Au milieu de l’année 2007, nous avions relancé la chaîne, relancé le site web, nous nous sommes lancés dans une rénovation complète du campus, et nous avons tout redessiné, jusqu’aux polices de caractères sur nos cartes de visite. À ce moment-là, il était clair que nous commencions à redresser l’entreprise.
Puis, un dimanche soir de novembre, mon mari a répondu au téléphone et a dit que c’était Barry Diller. Je me suis dit : « Barry m’appelle à la maison un dimanche soir ? Uh-oh. » Barry a dit qu’il avait décidé de diviser IAC en cinq sociétés distinctes. Quatre d’entre elles, dont HSN, seraient scindées et deviendraient cotées en bourse. « Vous allez faire un spectaculaire PDG de société publique », a-t-il dit.
J’ai passé les quelques mois suivants à lever des fonds au moment même où les marchés implosaient. Imaginez-moi avec mon directeur financier, entrant dans toutes ces banques et leur disant que nous sommes en mode redressement et essayant de les vendre sur le concept du téléachat. Ils ont pensé que j’étais fou, aussi. Nous sommes entrés en bourse en août 2008, quelques semaines avant l’effondrement de Lehman Brothers. En décembre, notre action était tombée à 1,43 dollar et notre capitalisation boursière était inférieure au solde de nos créances. Mon travail le plus difficile a été de garder l’organisation concentrée et motivée.
Nous avons grandi chaque année depuis lors – à ce jour, le cours de notre action est d’environ 35 $ et notre capitalisation boursière avoisine les 2 milliards de dollars – et je pense que nous avons prouvé la résilience fondamentale de notre modèle économique. HSN est l’un des rares réseaux qui peut être une destination complète pour les consommateurs – pour le shopping, pour le partage, pour les jeux, pour l’information, pour le divertissement. Je veux être là où nos acheteurs vont dès leur réveil – quoi qu’ils recherchent.
Il y a cinq ans, les gens n’auraient jamais rêvé que nous serions au premier rang de la Fashion Week.
Dans l’ensemble, l’entreprise a été performante. Nous avons dépassé les attentes. Nous avons acquis une énorme crédibilité en tant qu’entreprise d’avenir – et pas seulement une entreprise mature sans possibilités de croissance et sans excitation, ce qu’était HSN à mon arrivée.
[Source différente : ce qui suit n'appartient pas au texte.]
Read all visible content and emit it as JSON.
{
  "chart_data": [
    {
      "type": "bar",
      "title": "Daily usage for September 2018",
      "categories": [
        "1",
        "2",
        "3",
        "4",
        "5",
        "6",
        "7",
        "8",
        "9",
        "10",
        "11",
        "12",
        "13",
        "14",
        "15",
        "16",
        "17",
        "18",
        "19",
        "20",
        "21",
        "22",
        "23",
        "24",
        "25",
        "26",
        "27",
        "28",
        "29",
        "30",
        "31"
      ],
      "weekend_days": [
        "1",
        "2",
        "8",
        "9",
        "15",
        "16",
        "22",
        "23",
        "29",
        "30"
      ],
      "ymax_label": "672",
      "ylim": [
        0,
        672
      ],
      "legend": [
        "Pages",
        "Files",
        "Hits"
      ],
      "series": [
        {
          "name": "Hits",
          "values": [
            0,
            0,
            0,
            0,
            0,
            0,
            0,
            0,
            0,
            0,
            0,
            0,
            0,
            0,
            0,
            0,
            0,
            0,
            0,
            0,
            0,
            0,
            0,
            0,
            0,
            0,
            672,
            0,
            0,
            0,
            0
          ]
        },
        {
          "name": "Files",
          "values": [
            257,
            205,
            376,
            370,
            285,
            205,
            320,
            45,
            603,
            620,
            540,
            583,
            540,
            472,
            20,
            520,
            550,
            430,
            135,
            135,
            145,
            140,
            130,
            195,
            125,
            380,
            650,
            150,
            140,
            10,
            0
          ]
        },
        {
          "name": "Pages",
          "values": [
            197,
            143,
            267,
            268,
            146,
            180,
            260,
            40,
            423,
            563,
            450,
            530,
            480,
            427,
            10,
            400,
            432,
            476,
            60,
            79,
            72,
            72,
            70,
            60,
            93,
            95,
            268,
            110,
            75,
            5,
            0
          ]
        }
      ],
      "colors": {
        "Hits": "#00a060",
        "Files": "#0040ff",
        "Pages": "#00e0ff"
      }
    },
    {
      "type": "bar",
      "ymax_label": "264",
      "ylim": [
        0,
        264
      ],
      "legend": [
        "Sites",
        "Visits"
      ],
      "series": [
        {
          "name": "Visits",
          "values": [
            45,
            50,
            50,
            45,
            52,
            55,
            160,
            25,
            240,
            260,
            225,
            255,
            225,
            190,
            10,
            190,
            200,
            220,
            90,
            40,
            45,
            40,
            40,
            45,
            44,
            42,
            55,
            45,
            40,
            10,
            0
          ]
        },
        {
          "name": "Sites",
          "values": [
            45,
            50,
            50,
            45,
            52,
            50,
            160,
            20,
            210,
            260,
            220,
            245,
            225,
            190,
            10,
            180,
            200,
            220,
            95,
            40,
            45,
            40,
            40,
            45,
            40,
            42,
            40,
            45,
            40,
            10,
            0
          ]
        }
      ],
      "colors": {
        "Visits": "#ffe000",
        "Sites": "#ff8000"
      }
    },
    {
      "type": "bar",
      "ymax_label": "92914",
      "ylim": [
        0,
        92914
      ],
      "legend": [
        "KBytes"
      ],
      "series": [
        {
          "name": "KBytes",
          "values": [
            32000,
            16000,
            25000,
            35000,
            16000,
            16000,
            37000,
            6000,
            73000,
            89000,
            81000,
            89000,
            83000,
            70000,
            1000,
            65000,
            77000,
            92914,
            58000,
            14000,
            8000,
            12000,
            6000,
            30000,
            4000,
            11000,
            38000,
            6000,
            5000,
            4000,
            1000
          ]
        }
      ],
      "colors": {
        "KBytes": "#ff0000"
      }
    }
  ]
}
Il y a cinq ans, les gens n’auraient jamais imaginé que nous aurions les plus grands chefs du monde sur HSN, ou que nous aurions Jennifer Lopez ou Queen Latifah ou Mariah Carey ou Iman sur notre chaîne, ou que nous serions au premier rang de la Fashion Week. Si le revirement n’avait pas fonctionné, j’aurais été l’un des nombreux PDG qui ont échoué chez HSN – et on se souviendrait probablement de moi comme de celui qui a acheté toutes ces chaises de bureau de luxe. Mais plus de cinq ans plus tard, notre culture est fixée, et je sais qu’il y a encore beaucoup de potentiel de croissance à débloquer ici. Chaque jour, je fais des changements pour essayer d’y parvenir.